I cosacchi dello Zaporož’e, il capolavoro
I Cosacchi dello Zaporož’e scrivono una lettera al Sultano di Turchia è uno dei dipinti più complessi di Repin che occupò molti anni della sua vita. L’idea dell’opera venne da letture di passatempo, ma Repin credeva sinceramente negli ideali dei cosacchi: libertà, eguaglianza e fratellanza. L’artista credeva anche nel repubblicanesimo cosacco.
Il quadro, di grandi dimensioni, venne cominciato alla fine degli anni ’70, e terminato solo nel 1891. Venne comprato subito dallo zar Alessandro III, per il prezzo di ben 35.000, una cifra astronomica destinata a un dipinto, per l’epoca. L’opera ritrae un momento di divertimento tra cosacchi: li vediamo intenti a inventare insulti e volgarità da scrivere nella lettera di risposta a quella indirizzata loro dal Sultano Mehmet IV.

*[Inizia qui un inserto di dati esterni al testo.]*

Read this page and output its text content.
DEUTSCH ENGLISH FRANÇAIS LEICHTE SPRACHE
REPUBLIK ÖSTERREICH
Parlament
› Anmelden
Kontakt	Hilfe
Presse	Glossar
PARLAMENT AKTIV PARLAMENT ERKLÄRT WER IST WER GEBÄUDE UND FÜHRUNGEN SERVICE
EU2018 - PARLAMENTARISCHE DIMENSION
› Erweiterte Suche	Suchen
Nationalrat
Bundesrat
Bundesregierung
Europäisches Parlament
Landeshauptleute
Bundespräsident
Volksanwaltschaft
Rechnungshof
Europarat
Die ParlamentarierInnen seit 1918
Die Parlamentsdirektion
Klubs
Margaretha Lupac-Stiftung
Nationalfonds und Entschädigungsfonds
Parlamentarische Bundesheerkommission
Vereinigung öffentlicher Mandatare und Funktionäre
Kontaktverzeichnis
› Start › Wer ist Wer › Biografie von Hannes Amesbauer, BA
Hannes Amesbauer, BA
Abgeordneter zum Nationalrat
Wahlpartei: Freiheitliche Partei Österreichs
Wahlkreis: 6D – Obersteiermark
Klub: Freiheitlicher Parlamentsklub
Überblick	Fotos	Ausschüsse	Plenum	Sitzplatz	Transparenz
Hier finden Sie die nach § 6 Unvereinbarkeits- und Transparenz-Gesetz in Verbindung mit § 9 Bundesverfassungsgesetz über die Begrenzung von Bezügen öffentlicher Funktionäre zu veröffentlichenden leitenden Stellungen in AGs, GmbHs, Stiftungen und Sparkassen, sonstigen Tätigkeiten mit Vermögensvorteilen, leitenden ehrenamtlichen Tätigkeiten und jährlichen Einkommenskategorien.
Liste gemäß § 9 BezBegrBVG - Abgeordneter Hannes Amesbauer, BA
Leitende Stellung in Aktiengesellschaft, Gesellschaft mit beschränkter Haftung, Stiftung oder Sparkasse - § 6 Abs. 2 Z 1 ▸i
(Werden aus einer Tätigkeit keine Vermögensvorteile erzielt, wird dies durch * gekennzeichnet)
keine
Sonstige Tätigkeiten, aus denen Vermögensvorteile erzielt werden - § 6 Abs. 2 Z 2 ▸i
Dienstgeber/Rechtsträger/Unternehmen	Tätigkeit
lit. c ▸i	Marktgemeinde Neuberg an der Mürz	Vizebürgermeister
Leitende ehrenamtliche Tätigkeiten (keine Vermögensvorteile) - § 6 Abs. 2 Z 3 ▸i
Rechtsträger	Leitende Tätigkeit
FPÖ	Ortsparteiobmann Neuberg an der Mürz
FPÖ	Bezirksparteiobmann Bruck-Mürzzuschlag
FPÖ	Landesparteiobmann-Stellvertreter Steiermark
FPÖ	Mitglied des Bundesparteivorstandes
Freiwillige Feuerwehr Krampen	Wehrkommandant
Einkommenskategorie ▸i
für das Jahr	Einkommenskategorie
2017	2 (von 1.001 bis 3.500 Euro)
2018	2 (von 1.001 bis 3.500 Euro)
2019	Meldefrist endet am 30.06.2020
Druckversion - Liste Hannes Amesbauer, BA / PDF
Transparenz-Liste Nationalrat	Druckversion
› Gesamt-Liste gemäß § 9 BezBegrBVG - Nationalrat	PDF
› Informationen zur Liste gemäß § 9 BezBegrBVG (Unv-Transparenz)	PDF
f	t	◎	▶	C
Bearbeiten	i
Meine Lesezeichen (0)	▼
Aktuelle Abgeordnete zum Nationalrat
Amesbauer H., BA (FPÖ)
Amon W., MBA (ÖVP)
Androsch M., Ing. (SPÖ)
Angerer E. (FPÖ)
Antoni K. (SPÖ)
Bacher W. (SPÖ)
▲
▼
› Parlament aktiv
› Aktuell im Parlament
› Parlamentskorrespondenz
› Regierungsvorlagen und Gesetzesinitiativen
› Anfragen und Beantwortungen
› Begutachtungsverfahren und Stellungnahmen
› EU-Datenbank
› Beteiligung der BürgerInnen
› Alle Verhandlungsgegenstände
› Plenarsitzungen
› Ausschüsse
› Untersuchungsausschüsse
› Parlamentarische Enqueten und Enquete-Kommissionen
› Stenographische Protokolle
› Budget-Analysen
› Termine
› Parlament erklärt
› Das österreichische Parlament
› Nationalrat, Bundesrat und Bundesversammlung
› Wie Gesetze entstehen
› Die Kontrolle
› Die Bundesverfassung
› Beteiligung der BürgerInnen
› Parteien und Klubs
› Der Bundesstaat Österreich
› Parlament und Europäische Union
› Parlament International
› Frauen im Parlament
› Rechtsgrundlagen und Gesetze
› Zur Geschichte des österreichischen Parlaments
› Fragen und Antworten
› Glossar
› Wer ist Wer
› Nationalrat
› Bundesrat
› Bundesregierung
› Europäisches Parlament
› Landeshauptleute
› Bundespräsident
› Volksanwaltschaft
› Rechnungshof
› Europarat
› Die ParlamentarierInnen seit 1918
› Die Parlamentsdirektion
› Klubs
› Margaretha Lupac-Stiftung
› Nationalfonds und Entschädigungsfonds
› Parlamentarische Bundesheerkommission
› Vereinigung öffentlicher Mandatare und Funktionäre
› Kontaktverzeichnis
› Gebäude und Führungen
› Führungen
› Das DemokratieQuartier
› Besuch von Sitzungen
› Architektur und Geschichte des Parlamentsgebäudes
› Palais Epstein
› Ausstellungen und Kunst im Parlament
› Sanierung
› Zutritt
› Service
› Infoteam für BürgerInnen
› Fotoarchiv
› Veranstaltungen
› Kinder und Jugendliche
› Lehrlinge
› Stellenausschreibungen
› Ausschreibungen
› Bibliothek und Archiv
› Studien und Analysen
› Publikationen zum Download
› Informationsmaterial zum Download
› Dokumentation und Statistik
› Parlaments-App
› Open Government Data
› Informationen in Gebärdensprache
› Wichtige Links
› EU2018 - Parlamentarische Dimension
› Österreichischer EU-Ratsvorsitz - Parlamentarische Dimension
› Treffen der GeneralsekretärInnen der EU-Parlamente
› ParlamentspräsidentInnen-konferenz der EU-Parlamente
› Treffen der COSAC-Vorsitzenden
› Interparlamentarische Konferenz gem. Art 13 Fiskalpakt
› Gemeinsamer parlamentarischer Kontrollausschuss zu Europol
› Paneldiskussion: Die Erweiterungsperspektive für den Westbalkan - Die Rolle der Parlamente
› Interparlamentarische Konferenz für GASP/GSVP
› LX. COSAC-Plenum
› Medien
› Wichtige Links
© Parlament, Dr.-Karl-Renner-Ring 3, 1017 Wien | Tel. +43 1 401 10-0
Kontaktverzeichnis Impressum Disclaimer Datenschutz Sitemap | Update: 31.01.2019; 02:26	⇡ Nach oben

Nel 1894 Repin iniziò a insegnare all’accademia di San Pietroburgo e diventò una figura venerata tra i suoi allievi. Dopo la rivoluzione del 1905 rinunciò al suo posto perché non voleva avere niente a che fare con un governo che considerava stupido e prossimo a un totale tracollo. L’artista nel 1899 aveva acquistato una tenuta in campagna a Kuokkala, vicino a San Pietroburgo, allora parte della Finlandia. Dopo che nel 1917 la Finlandia dichiarò l’indipendenza dalla Russia e chiuse in confini, Repin si ritrovò fuori dalla sua patria e non vi tornò più. Oggi Kuokkala fa nuovamente parte della Russia ed è stata rinominata Repino in suo onore; la sua casa è diventata museo. A lui è stato anche intitolato l’asteroide 2468 Repin.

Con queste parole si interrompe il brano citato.